A nicotine replacement therapy (NRT) is just what it sounds like: a therapy that does its job by replacing the nicotine you’d normally get by smoking. When you use nicotine replacement therapy, you are preventing and treating nicotine withdrawal symptoms, but you aren’t smoking.
Here's one of the great benefits of nicotine replacement therapy: You minimize the discomforts of withdrawal without having to smoke. No longer are you exposed to the irritating and disease-causing additives or the acrid smoke.
If you are a regular smoker and you stopped smoking cold turkey, you would experience uncomfortable nicotine withdrawal symptoms that could prevent you from functioning at work, home, or school and could drive you right back to the very thing you were trying to get away from. These withdrawal symptoms include
Fatigue
Hyperactivity
Anxiety
Restlessness
Difficulty concentrating
Depression
Irritability
Preoccupation with smoking
Wandering thoughts
Excessive eating
Nicotine replacement therapies are healthier than tobacco because you eliminate the hundreds of toxic ingredients of smoke (except nicotine). Nicotine replacement therapies also contain far less of the byproducts of the combustion of tobacco — the particularly toxic free radicals and aerosolized polyaromatic hydrocarbons that can wreak havoc on cell growth and cause cancer.
Plus, the NRT delivers a measured amount of nicotine to your body at regular intervals. Knowing how much nicotine you’re taking in enables you to titrate, or carefully monitor and eventually decrease the amount of nicotine you’re getting.
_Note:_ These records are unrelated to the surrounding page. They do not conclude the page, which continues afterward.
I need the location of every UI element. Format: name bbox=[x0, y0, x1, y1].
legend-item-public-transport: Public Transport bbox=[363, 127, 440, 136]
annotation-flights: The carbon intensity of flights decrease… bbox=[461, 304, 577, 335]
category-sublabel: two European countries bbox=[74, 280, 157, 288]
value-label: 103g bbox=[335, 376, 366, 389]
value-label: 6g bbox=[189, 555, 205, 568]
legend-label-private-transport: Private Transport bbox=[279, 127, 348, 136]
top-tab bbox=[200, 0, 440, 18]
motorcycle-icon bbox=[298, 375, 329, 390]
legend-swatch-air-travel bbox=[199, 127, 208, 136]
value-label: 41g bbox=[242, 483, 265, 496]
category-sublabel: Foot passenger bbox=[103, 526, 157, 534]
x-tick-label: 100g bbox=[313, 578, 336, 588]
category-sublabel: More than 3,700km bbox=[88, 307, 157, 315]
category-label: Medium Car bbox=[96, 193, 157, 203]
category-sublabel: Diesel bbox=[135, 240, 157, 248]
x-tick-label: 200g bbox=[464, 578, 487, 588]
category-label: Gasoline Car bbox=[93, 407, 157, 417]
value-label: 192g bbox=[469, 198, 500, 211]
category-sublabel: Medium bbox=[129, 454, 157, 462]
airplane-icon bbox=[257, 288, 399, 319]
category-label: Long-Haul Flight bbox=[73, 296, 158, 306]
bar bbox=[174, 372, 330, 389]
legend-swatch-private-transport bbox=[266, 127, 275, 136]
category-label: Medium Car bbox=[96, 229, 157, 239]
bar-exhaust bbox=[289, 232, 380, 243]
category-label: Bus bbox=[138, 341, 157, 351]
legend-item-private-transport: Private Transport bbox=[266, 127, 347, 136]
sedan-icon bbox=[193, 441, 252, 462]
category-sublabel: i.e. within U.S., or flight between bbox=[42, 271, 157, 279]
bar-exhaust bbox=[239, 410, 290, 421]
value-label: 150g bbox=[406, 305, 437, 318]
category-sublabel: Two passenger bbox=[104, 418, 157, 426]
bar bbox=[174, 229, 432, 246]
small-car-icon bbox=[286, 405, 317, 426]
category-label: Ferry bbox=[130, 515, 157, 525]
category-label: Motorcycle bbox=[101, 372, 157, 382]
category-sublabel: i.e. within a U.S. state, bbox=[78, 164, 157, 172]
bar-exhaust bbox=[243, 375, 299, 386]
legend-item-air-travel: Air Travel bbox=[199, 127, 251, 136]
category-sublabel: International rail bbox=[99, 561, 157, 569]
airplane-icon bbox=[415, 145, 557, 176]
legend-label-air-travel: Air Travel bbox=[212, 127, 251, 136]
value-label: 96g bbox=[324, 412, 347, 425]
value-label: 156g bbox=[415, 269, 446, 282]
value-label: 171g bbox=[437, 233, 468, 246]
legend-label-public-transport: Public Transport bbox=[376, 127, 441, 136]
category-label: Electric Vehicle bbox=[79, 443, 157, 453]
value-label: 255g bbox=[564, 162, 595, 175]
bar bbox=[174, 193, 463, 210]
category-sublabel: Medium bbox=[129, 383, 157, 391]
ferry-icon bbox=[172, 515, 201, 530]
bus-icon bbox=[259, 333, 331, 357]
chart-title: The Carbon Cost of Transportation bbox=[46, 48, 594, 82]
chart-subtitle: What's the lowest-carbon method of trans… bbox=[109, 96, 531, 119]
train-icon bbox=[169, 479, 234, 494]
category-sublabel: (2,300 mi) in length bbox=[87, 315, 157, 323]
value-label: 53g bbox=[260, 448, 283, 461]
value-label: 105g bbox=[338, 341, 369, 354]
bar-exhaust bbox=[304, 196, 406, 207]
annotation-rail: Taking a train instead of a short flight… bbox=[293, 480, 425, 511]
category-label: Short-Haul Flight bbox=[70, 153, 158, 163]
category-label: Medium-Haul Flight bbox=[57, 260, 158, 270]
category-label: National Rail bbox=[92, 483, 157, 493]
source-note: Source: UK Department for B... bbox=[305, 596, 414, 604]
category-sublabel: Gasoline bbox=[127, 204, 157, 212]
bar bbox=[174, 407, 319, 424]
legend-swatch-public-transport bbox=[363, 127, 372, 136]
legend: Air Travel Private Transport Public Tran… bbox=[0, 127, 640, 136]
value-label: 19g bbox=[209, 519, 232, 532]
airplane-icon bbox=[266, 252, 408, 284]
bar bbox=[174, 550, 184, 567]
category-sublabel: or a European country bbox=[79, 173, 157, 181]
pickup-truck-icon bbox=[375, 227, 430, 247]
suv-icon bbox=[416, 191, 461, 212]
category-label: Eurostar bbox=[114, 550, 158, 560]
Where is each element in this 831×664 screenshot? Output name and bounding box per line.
A 2002 report published in the Journal of the American Medical Association concluded that nicotine replacement therapy has not increased the rate of quitting since it became available over the counter. However, this study has been criticized because it was not conducted using rigorous scientific methods. The change to over-the-counter availability is relatively recent, so it’s too soon to draw conclusions one way or the other regarding the impact on smoking cessation.
Nicotine replacement therapies include
Nicotine patches:
Nicotine gum
Nicotine lozenges
You can also get prescriptions for nicotine inhalers and nasal sprays.